Quels sont vos objectifs commerciaux?
– Nous visons les 250 immatriculations en 3 ans, réparties en 100 autocars de tourisme et 150 véhicules urbains et interurbains. Il nous manquera toutefois au catalogue un modèle low-floor (plancher bas intégral) pour le bus urbain, une architecture typiquement française. Notre priorité est le référencement dans les groupes. En recrutement, nous recherchons également un responsable commercial pour les véhicules urbains. Pour le tourisme, nous avons à ce jour 5 secteurs opérationnels, mais il manque encore 3 régions. Volvo Buses recherche des distributeurs et des commerciaux de terrain pour couvrir le nord de l’Ile-de-France, le nord-est et le sud-ouest de la France.
Vous avez cité les groupes, quels sont ceux que vous avez contactés?

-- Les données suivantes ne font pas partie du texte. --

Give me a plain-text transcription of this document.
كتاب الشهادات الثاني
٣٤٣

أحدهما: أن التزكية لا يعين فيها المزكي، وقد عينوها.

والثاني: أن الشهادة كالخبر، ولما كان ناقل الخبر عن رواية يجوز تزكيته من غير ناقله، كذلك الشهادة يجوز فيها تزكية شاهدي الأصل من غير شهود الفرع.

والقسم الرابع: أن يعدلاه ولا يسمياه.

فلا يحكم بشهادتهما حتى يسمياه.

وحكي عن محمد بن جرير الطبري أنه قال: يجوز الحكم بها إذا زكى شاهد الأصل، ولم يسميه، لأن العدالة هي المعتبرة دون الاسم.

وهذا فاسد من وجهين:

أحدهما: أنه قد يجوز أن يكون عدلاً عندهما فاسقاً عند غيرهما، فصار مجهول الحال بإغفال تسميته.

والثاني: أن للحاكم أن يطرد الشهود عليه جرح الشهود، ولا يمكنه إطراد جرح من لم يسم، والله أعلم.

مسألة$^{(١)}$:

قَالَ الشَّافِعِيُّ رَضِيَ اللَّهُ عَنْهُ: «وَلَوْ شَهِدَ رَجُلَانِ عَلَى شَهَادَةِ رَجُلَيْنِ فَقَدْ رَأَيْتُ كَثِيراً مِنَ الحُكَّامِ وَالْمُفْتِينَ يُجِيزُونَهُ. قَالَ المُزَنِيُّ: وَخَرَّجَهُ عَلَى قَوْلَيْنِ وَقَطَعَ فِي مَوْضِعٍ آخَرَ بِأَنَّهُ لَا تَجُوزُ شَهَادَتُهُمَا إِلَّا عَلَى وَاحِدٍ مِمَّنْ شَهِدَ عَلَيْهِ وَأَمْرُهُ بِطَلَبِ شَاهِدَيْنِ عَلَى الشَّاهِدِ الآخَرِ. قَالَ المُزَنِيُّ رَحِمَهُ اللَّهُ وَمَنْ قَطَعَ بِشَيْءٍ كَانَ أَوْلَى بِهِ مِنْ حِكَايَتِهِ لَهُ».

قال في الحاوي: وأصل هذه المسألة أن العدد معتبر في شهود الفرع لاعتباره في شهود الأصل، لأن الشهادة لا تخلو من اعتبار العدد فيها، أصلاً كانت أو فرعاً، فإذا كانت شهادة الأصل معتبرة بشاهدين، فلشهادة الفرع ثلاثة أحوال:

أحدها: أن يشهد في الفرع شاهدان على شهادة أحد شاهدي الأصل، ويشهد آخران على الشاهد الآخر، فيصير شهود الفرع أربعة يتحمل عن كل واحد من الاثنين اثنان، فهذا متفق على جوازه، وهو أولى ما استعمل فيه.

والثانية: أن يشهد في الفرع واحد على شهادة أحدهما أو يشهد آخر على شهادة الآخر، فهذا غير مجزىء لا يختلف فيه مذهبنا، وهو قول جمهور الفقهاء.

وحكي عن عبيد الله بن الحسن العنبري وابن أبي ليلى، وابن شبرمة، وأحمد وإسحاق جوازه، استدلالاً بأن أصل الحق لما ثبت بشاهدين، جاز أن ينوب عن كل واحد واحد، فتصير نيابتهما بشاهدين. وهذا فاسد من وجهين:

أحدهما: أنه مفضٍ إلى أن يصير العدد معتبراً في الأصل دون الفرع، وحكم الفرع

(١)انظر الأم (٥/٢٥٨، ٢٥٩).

– Nous sommes déjà référencés chez Keolis et Agir [un Volvo 7900 Hybrid est en test client sur le réseau TCL exploité par Keolis Lyon à partir de mai 2013, ndlr]. Les contacts sont déjà bien avancés avec Transdev et Réunir. Un gros travail de lobbying est à faire pour promouvoir la solution hybride face au diesel Euro 6.
À propos, comment ressentez-vous le pari de Volvo de ne miser en Euro 6 que sur les seuls autobus hybrides?
– C’est un choix qui démontre la priorité environnementale de Volvo Buses. C’est la preuve de la confiance et de la croyance dans les valeurs de notre firme et de nos bus.
Quelles actions de communication allez-vous entreprendre en 2013?
– Nous avons prévu, en juin 2013, une tournée road-show en région parisienne, puis une présence à Busworld Courtrai et à Bordeaux pour l’UTP. Nous privilégierons les démonstrations en clientèle et les rapports directs plutôt que les grand-messes.